The normal discovery path uses candidate action search, candidate entity search, skill listing, skill-action listing, action loading, and loaded-tool inspection. See Tools and action loading.
How to correct or supersede outdated memory
Correct memory by finding the existing object first. Do not create a second conflicting memory unless the new fact truly represents a different scope or object.
Good correction request
"Find the remembered fact about the public docs repository. If it exists, update it to the new path and preserve the old value only if it is useful historical context. Then verify that semantic search finds the updated memory."
For workflows, ask Buffaly to update the prompt skill or action that owns the procedure. For secrets, rotate or update the secret in the secret store; do not write the new value into memory. For obsolete memories, ask Buffaly to show where the object lives, explain the risk, and either update, supersede, or remove only the intended item.

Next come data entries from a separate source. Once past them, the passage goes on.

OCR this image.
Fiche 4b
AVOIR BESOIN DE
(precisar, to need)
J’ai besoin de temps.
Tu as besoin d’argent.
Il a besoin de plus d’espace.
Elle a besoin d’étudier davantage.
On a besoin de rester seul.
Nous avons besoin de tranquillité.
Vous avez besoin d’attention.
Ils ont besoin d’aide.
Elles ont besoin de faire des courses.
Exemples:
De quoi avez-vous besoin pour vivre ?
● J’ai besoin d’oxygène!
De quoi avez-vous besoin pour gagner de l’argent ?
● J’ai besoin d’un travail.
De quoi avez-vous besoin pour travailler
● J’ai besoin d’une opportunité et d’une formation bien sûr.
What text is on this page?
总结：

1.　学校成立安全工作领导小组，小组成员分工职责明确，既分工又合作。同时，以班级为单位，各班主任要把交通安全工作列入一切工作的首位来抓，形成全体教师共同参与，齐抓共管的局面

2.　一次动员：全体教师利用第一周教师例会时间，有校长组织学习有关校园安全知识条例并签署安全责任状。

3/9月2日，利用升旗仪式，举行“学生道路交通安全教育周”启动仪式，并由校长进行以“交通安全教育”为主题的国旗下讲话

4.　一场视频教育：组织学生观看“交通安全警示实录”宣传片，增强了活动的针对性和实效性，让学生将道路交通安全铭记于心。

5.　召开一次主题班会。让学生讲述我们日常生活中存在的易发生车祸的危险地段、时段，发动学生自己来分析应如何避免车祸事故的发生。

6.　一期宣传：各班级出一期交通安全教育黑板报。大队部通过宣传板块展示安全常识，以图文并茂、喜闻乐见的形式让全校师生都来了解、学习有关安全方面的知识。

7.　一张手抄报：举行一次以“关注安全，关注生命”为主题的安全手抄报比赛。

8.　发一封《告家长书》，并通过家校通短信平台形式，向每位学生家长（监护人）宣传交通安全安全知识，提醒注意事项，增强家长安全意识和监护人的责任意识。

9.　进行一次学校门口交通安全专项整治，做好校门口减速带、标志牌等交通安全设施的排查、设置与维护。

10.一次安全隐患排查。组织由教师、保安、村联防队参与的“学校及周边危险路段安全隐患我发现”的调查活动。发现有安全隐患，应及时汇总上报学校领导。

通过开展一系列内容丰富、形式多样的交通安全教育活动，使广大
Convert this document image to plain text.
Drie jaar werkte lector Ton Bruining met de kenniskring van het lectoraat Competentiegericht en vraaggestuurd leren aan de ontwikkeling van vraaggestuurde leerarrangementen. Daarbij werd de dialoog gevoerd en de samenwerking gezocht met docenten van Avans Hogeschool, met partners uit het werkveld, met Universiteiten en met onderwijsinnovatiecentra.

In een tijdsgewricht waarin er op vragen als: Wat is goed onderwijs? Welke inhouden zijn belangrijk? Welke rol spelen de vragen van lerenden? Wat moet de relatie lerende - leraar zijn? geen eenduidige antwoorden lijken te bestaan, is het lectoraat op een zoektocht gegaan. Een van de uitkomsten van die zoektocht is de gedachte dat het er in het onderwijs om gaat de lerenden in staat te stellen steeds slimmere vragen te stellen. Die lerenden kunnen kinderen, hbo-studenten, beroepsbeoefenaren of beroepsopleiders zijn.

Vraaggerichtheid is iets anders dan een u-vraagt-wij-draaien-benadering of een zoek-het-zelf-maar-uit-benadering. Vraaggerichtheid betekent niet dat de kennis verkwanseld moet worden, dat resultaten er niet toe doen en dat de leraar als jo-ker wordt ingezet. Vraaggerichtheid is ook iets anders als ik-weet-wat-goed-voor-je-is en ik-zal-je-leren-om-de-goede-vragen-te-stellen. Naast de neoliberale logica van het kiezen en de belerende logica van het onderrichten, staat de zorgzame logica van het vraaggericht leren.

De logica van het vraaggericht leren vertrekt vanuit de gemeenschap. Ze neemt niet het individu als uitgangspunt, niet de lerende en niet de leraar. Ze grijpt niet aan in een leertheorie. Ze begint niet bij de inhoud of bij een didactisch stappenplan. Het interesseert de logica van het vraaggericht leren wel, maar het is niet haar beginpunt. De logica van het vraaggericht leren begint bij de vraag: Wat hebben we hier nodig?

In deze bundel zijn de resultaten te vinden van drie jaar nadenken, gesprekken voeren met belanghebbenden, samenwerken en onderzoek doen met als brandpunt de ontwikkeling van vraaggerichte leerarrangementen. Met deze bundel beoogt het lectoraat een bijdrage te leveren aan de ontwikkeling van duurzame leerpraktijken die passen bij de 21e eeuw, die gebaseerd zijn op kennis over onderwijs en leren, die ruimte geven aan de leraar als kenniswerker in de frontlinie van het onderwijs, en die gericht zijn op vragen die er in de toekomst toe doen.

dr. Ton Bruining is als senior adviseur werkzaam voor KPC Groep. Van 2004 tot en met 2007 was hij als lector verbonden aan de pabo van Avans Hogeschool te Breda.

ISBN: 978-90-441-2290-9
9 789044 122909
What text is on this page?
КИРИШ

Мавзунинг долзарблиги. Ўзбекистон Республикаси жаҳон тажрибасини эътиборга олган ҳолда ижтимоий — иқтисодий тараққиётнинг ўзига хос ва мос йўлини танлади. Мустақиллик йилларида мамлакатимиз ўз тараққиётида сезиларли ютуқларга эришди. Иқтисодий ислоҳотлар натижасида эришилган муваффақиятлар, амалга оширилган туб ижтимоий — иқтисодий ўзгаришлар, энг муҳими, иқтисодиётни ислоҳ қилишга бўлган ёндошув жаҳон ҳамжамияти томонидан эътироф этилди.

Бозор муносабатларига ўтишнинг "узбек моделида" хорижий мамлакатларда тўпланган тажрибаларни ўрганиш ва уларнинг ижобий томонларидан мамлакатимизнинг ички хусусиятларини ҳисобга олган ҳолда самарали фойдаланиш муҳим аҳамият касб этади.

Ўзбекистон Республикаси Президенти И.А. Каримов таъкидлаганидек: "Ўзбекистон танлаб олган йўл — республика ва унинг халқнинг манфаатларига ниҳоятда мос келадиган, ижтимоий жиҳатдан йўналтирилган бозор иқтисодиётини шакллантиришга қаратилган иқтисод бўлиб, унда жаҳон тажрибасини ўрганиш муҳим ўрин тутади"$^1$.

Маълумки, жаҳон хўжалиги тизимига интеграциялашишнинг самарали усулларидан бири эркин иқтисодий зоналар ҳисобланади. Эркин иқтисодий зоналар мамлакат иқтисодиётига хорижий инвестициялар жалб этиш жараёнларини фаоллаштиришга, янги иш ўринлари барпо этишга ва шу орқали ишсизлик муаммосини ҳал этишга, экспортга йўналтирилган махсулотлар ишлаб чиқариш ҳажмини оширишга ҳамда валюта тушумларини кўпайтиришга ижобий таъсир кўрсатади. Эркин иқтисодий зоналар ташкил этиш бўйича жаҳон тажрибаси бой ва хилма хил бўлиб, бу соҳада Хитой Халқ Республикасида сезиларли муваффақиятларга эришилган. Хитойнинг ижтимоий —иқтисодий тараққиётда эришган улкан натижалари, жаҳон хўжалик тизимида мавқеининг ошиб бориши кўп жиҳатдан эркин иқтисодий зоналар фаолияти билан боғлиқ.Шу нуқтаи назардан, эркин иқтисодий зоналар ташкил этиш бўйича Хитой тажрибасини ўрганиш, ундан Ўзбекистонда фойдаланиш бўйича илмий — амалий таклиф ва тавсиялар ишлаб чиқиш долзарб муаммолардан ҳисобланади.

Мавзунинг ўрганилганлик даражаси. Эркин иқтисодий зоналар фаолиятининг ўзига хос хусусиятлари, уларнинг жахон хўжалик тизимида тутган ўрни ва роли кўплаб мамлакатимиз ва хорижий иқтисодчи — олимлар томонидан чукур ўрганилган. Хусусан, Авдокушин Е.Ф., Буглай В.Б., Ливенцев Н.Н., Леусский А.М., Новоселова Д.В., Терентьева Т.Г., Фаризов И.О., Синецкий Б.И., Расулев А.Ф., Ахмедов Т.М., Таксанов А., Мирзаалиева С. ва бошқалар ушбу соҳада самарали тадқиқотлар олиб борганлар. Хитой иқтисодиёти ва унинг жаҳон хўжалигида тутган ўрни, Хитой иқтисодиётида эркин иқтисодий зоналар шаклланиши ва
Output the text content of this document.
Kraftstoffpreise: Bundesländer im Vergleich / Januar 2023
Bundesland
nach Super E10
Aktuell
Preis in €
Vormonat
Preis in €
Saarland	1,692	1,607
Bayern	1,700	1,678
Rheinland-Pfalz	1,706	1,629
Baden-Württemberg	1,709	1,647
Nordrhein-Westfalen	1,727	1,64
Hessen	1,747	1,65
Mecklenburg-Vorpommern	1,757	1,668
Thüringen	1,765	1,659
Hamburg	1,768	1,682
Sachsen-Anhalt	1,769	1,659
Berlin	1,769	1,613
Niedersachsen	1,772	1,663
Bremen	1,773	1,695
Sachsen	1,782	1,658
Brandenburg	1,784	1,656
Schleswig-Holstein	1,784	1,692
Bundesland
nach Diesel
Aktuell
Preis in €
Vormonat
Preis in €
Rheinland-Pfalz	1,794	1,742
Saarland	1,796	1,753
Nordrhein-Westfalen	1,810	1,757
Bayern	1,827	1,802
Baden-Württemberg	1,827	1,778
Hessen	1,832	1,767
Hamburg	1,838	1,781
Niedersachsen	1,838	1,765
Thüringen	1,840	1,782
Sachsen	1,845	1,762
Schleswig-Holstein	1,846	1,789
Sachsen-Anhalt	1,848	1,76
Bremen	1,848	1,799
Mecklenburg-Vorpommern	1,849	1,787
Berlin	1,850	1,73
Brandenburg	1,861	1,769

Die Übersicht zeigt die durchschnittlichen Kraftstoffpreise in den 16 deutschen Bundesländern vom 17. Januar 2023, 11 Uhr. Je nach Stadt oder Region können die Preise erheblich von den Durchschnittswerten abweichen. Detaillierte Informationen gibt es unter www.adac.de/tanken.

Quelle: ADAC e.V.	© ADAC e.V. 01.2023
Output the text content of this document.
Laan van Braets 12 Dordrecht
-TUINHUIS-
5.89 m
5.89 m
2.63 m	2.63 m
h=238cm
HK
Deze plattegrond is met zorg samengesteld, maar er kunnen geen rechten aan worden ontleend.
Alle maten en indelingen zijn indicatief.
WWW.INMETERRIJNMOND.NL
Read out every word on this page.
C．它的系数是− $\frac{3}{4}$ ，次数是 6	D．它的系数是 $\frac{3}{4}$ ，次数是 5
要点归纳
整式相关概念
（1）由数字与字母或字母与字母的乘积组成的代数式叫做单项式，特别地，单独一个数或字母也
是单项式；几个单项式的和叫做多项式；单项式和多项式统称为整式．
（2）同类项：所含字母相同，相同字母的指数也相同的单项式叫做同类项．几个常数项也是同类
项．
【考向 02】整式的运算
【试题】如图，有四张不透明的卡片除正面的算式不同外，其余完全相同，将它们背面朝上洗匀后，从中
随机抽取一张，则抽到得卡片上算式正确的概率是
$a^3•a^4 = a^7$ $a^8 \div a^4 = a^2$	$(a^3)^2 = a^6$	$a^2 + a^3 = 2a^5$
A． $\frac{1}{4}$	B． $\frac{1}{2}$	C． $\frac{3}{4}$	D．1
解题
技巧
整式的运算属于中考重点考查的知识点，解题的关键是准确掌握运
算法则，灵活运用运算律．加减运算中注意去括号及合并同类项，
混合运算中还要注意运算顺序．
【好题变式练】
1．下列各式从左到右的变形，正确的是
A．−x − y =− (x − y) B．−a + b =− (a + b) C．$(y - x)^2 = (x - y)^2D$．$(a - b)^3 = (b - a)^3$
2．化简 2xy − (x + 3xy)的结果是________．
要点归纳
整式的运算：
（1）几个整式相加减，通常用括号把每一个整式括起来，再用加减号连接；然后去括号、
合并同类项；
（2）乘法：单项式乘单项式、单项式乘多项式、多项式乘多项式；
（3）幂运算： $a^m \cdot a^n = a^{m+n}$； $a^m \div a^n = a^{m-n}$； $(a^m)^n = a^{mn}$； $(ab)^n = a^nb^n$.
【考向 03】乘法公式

Ask Buffaly to do it instead of hand-editing files
Most users should not hand-edit ontology, prompt, or skill files. Ask Buffaly to choose the storage boundary, inspect existing memory and skills, use the correct authoring tools, validate discovery, and report exactly what changed.
- "Remember this as a project-scoped fact if it is stable; otherwise keep it in the task artifact."
- "Turn this repeated checklist into a prompt skill and verify that action discovery finds it."
- "Decide whether this should be a ProtoScript action, DLL tool, or service, then explain the validation plan before editing."
- "Update the outdated memory instead of creating a duplicate, and show how you verified the new one is discoverable."